The primary outcome measure, prospectively identified, was successful treatment as documented by NIHSS. This was defined as a complete recovery at day 90 (NIHSS 0 to 1), or a decrease in NIHSS score of at least 9 points (day 90 versus baseline) and was tested as a binary measure (bNIH). Secondary outcome measures included mRS, Barthel Index, and Glasgow Outcome Scale. Primary statistical analyses were performed with the Cochran-Mantel-Haenszel rank test, stratified by baseline NIHSS score or by time to treatment for the bNIH and mRS. Logistic regression analyses were conducted to confirm the results.

“A post-hoc analysis of 434 patients who suffered moderate to moderately severe strokes showed a favorable outcome in 51.6% of patients in the TLT group compared to 41.9% of patients in the sham group. This 9.7% treatment effect was statistically significant (p-value 0.044).”

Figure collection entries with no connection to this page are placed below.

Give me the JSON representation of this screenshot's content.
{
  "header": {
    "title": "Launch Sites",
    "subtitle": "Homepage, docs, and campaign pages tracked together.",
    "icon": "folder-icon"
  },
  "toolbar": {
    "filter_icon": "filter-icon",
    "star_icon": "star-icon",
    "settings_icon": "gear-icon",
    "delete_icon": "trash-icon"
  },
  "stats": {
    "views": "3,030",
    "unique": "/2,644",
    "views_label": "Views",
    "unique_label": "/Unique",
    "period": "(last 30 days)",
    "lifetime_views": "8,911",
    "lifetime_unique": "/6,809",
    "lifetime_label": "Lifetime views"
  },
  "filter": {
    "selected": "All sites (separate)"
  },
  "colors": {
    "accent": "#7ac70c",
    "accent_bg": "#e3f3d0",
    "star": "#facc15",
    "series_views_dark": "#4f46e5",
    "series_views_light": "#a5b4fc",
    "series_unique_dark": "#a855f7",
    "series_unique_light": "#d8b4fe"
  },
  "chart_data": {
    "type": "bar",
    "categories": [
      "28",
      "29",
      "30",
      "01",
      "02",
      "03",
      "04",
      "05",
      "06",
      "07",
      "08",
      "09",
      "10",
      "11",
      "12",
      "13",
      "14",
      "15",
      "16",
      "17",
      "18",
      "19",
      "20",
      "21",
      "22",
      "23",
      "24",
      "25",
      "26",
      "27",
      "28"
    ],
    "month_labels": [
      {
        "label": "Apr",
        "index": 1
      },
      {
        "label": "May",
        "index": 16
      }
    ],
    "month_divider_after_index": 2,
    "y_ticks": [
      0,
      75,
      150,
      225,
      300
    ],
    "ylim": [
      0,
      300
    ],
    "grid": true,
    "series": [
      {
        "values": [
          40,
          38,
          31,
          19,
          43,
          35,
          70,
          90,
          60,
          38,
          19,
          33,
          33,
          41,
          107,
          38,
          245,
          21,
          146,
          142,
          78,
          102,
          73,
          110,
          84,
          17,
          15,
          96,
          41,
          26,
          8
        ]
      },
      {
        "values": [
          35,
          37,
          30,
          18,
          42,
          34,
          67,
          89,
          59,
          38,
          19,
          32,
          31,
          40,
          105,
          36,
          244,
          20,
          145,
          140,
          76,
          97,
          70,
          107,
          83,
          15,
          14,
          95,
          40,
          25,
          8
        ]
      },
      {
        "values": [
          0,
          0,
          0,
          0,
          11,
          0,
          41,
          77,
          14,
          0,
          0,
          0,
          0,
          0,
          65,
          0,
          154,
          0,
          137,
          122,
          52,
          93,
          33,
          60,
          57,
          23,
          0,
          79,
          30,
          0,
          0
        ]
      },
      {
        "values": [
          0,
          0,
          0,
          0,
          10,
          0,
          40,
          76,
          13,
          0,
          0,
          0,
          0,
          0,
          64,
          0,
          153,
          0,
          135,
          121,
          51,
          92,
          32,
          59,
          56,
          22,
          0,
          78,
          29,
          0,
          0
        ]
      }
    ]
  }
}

Mean time to treatment was >16 hours (median time to treatment 18 hours for active and 17 hours for control). Time to treatment ranged from 2 to 24 hours. More patients (70%) in the active treatment group had successful outcomes than did controls (51%) as measured prospectively on the bNIH (P=0.035 stratified by severity and time to treatment; P=0.048 stratified only by severity). Similarly, more patients (59%) had successful outcomes than did controls (44%) as measured at 90 days with a binary mRS score of 0 to 2 (P=0.034 stratified by severity and time to treatment; P=0.043 stratified only by severity). Also, more patients in the active treatment group had successful outcomes than controls as measured by the change in mean NIHSS score from baseline to 90 days (P=0.021 stratified by time to treatment) and the full mRS (“shift in Rankin”) score (P=0.020 stratified by severity and time to treatment; P=0.026 stratified only by severity). The prevalence odds ratio for bNIH was 1.40 (95% CI, 1.01 to 1.93) and for binary mRS was 1.38 (95% CI, 1.03 to 1.83), controlling for baseline severity. Similar results held for the Barthel Index and Glasgow Outcome Scale. Mortality rates and serious adverse events (SAEs) did not differ significantly (8.9% and 25.3% for active 9.8% and 36.6% for control, respectively, for mortality and SAEs).6

The NEST-1 study indicates that infrared laser therapy has shown initial safety and effectiveness for the treatment of ischemic stroke in humans when initiated within 24 hours of stroke onset. A larger confirmatory trial to demonstrate safety and effectiveness is warranted.